Programme details

Zofia Adamowicz, "Games in set theory"

Abstract: We shall consider the Steinhaus-Mycielski and Banach-Mazur games. We shall present an introduction to descriptive set theory. Then the notion of a Steinhaus-Mycielski game will be given. We shall show the status of the determiancy assumptions in descriptive set theory. Finally, we shall mention the Banach-Mazur games and their topological aspect.

Peter van Emde Boas, "Games in Computation and Complexity Theory"

Abstract: When in the early 1970-ies Complexity Theory was developed in Computer Science, people would frequently use game models as a tool, particularly in lower-bound arguments. Adversary arguments being a typical example. This was the era where games still belonged either to the field of Economical Science (Game theory), AI (game playing computers) or Recreational Mathematics.
Today the world around games looks quite different. It has become an accepted and well fundable interdisciplinary research topic with interdisciplinary connections with linguistics, sociology, political sciences etc. This workshop itself gives testimony to the tight connections between Games, Logic and Computer Science.
In this tutorial I will present some of the early usages of games in Complexity and Computation theory. We will look in particular into the connections between the fundamental complexity class PSPACE and games, and discuss some ways to remove detours in the argumentations found in the standard literature.
The material is mostly taken from a course called Game Theory for Information Sciences which I have been teaching for the last four years at the UvA; more details about this course and the material on which it is based can be found at the course website: http://staff.science.uva.nl/~peter/teaching/gtis07.html

Henryk Kotlarski, "On some game-theoretic formulas in first order arithmetic"

Abstract: I will present some games related to satisfaction classes in models for arithmetic.

Michał Krynicki, "Ehrenfeucht-Fraïssé games determined by trees"

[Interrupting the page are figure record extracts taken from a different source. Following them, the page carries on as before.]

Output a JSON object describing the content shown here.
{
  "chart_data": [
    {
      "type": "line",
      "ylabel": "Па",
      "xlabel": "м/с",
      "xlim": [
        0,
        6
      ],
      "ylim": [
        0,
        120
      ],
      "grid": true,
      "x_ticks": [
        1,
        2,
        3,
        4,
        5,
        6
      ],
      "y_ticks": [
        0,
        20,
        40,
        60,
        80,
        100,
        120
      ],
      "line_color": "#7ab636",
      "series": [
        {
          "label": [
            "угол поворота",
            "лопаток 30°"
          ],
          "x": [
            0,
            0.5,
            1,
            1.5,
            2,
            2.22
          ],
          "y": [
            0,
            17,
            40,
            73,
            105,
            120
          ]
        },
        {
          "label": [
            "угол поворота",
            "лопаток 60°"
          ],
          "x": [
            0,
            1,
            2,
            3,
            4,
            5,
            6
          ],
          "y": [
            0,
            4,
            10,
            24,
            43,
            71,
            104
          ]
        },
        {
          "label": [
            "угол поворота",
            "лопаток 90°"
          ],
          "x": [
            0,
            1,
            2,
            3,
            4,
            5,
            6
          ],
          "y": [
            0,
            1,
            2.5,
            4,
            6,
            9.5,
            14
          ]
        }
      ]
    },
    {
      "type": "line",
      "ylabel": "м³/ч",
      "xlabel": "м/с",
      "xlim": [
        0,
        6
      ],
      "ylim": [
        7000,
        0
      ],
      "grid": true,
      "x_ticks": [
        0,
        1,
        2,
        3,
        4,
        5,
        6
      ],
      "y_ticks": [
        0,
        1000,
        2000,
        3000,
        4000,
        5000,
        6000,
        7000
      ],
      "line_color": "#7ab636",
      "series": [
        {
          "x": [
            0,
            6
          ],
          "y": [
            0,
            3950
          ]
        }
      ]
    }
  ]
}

Abstract: The Ehrenfeucht-Fraïssé game's method is a usefull tool to prove a several kind of undefinability results. Particularly it can be applied to estimate a needed syntactical complexity of a formula expressing a given notion. A typical measure of complexity of a formula are quantifier rank, quantifier type, number of occuring variables and connectives. It is well known that to every of these measures of complexity, except the last one, the game methods can be applied. Now, we modify the Ehrenfeucht-Fraïssé game the be able to apply it to obtain undefinability results estimating a needed number of connectives occuring in a formula. The idea of this modification is to consider an Ehrenfeucht-Fraïssé type game which rules are determined by a given tree. So, the classical Ehrenfeucht-Fraïssé games are peculiar case of such game. We observe that a typical results concerning the Ehrenfeucht-Fraïssé games can be proved in this more general case. We also give some examples of applications of these games to find a lower bound for a number of binary connectives which are needed to express a given notion.

Kerkko Luosto, "Ehrenfeucht-Fraïssé games in finite model theory"

Abstract: A general EF-game for the generalized quantifiers and its application to definability of the Härtig quantifier in linear orders which I presented in LICS2004. There have been plenty of EF-games for generalized quantifiers with some restrictions (monotonicity) or without restriction, but rather involved ones, but it does not seem to be generally known that there is a simple and general way to form an EF-game for a quantifier logic. I could present some history, the game characterization, and an application.